The SEC said Allianz concealed the “immense” risks of its complex options strategy, as it accused three former senior executives of running a “massive fraudulent scheme” that saw 114 institutional investors – including pension funds for teachers, priests, and bus drivers – lose billions.
In a complaint filed to a New York court, the US watchdog accused lead portfolio manager Gregoire P. Tournant of orchestrating a multi-year scheme to mislead a consortium of investors, who invest $11bn in the funds and paid $550m in fees to do so.
The watchdog also said Tournant and two other Allianz executives, Trevor Taylor and Stephen Bond-Nelson, manipulated financial reports to conceal the magnitude of investors risk.

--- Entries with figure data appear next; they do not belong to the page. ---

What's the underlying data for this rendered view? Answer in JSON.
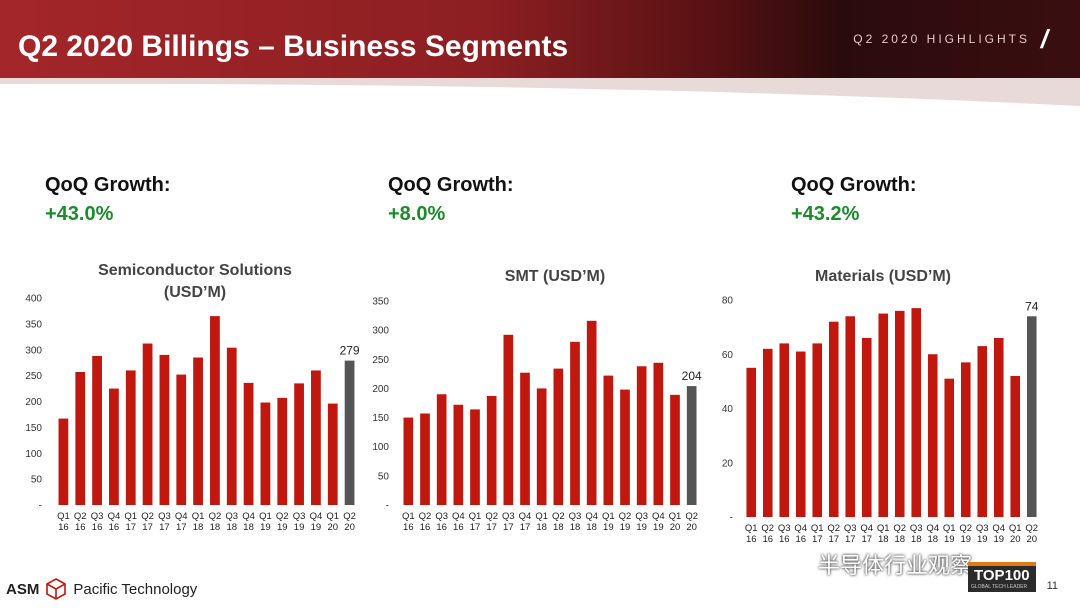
{
  "header": {
    "title": "Q2 2020 Billings – Business Segments",
    "tag": "Q2 2020 HIGHLIGHTS",
    "slash": "/"
  },
  "panels": [
    {
      "growth_label": "QoQ Growth:",
      "growth_value": "+43.0%"
    },
    {
      "growth_label": "QoQ Growth:",
      "growth_value": "+8.0%"
    },
    {
      "growth_label": "QoQ Growth:",
      "growth_value": "+43.2%"
    }
  ],
  "colors": {
    "bar": "#c0170e",
    "highlight_bar": "#555555",
    "growth": "#1a8c2a",
    "banner": "#a3262a"
  },
  "chart_data": [
    {
      "type": "bar",
      "title": "Semiconductor Solutions (USD’M)",
      "title_lines": [
        "Semiconductor Solutions",
        "(USD’M)"
      ],
      "categories": [
        "Q1 16",
        "Q2 16",
        "Q3 16",
        "Q4 16",
        "Q1 17",
        "Q2 17",
        "Q3 17",
        "Q4 17",
        "Q1 18",
        "Q2 18",
        "Q3 18",
        "Q4 18",
        "Q1 19",
        "Q2 19",
        "Q3 19",
        "Q4 19",
        "Q1 20",
        "Q2 20"
      ],
      "cat_top": [
        "Q1",
        "Q2",
        "Q3",
        "Q4",
        "Q1",
        "Q2",
        "Q3",
        "Q4",
        "Q1",
        "Q2",
        "Q3",
        "Q4",
        "Q1",
        "Q2",
        "Q3",
        "Q4",
        "Q1",
        "Q2"
      ],
      "cat_bottom": [
        "16",
        "16",
        "16",
        "16",
        "17",
        "17",
        "17",
        "17",
        "18",
        "18",
        "18",
        "18",
        "19",
        "19",
        "19",
        "19",
        "20",
        "20"
      ],
      "values": [
        167,
        257,
        288,
        225,
        260,
        312,
        290,
        252,
        285,
        365,
        304,
        236,
        198,
        207,
        235,
        260,
        196,
        279
      ],
      "highlight_index": 17,
      "data_label": "279",
      "ylim": [
        0,
        400
      ],
      "yticks": [
        0,
        50,
        100,
        150,
        200,
        250,
        300,
        350,
        400
      ],
      "ytick_labels": [
        "-",
        "50",
        "100",
        "150",
        "200",
        "250",
        "300",
        "350",
        "400"
      ]
    },
    {
      "type": "bar",
      "title": "SMT (USD’M)",
      "title_lines": [
        "SMT (USD’M)"
      ],
      "categories": [
        "Q1 16",
        "Q2 16",
        "Q3 16",
        "Q4 16",
        "Q1 17",
        "Q2 17",
        "Q3 17",
        "Q4 17",
        "Q1 18",
        "Q2 18",
        "Q3 18",
        "Q4 18",
        "Q1 19",
        "Q2 19",
        "Q3 19",
        "Q4 19",
        "Q1 20",
        "Q2 20"
      ],
      "cat_top": [
        "Q1",
        "Q2",
        "Q3",
        "Q4",
        "Q1",
        "Q2",
        "Q3",
        "Q4",
        "Q1",
        "Q2",
        "Q3",
        "Q4",
        "Q1",
        "Q2",
        "Q3",
        "Q4",
        "Q1",
        "Q2"
      ],
      "cat_bottom": [
        "16",
        "16",
        "16",
        "16",
        "17",
        "17",
        "17",
        "17",
        "18",
        "18",
        "18",
        "18",
        "19",
        "19",
        "19",
        "19",
        "20",
        "20"
      ],
      "values": [
        150,
        157,
        190,
        172,
        164,
        187,
        292,
        227,
        200,
        234,
        280,
        316,
        222,
        198,
        238,
        244,
        189,
        204
      ],
      "highlight_index": 17,
      "data_label": "204",
      "ylim": [
        0,
        350
      ],
      "yticks": [
        0,
        50,
        100,
        150,
        200,
        250,
        300,
        350
      ],
      "ytick_labels": [
        "-",
        "50",
        "100",
        "150",
        "200",
        "250",
        "300",
        "350"
      ]
    },
    {
      "type": "bar",
      "title": "Materials (USD’M)",
      "title_lines": [
        "Materials (USD’M)"
      ],
      "categories": [
        "Q1 16",
        "Q2 16",
        "Q3 16",
        "Q4 16",
        "Q1 17",
        "Q2 17",
        "Q3 17",
        "Q4 17",
        "Q1 18",
        "Q2 18",
        "Q3 18",
        "Q4 18",
        "Q1 19",
        "Q2 19",
        "Q3 19",
        "Q4 19",
        "Q1 20",
        "Q2 20"
      ],
      "cat_top": [
        "Q1",
        "Q2",
        "Q3",
        "Q4",
        "Q1",
        "Q2",
        "Q3",
        "Q4",
        "Q1",
        "Q2",
        "Q3",
        "Q4",
        "Q1",
        "Q2",
        "Q3",
        "Q4",
        "Q1",
        "Q2"
      ],
      "cat_bottom": [
        "16",
        "16",
        "16",
        "16",
        "17",
        "17",
        "17",
        "17",
        "18",
        "18",
        "18",
        "18",
        "19",
        "19",
        "19",
        "19",
        "20",
        "20"
      ],
      "values": [
        55,
        62,
        64,
        61,
        64,
        72,
        74,
        66,
        75,
        76,
        77,
        60,
        51,
        57,
        63,
        66,
        52,
        74
      ],
      "highlight_index": 17,
      "data_label": "74",
      "ylim": [
        0,
        80
      ],
      "yticks": [
        0,
        20,
        40,
        60,
        80
      ],
      "ytick_labels": [
        "-",
        "20",
        "40",
        "60",
        "80"
      ]
    }
  ],
  "footer": {
    "brand_left": "ASM",
    "brand_right": "Pacific Technology",
    "page_number": "11",
    "watermark": "半导体行业观察",
    "badge_main": "TOP100",
    "badge_sub": "GLOBAL TECH LEADER"
  }
}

The SEC noted that in one risk report, outlining a market crash scenario, the ex-Allianz portfolio managers altered a figure by changing it from -42.1505489755747 per cent to -4.1505489755747 per cent.
In another case, the three men “smoothed” out the performance data, by halving losses suffered from -18.2607085709004% to -9.2607085709004%.
Following the collapse of the funds, the portfolio managers continued “their pattern of deceit” by lying to the SEC in a bid to conceal their actions, SEC director Gurbir Grewal said.
“This case once again demonstrates that even the most sophisticated institutional investors, like pension funds, can become victims of wrongdoing.”
The SEC said that as a result of its admissions, Allianz’s asset management subsidiary Allianz GI will face an automatic 10-year ban from providing advisory services to US registered investment funds.
The fines come after Allianz set aside an extra €1.9bn (£1.6bn) last week, in addition to the €3.7bn it set aside in February, to cover the cost of lawsuits arising from the collapse of its Structured Alpha funds.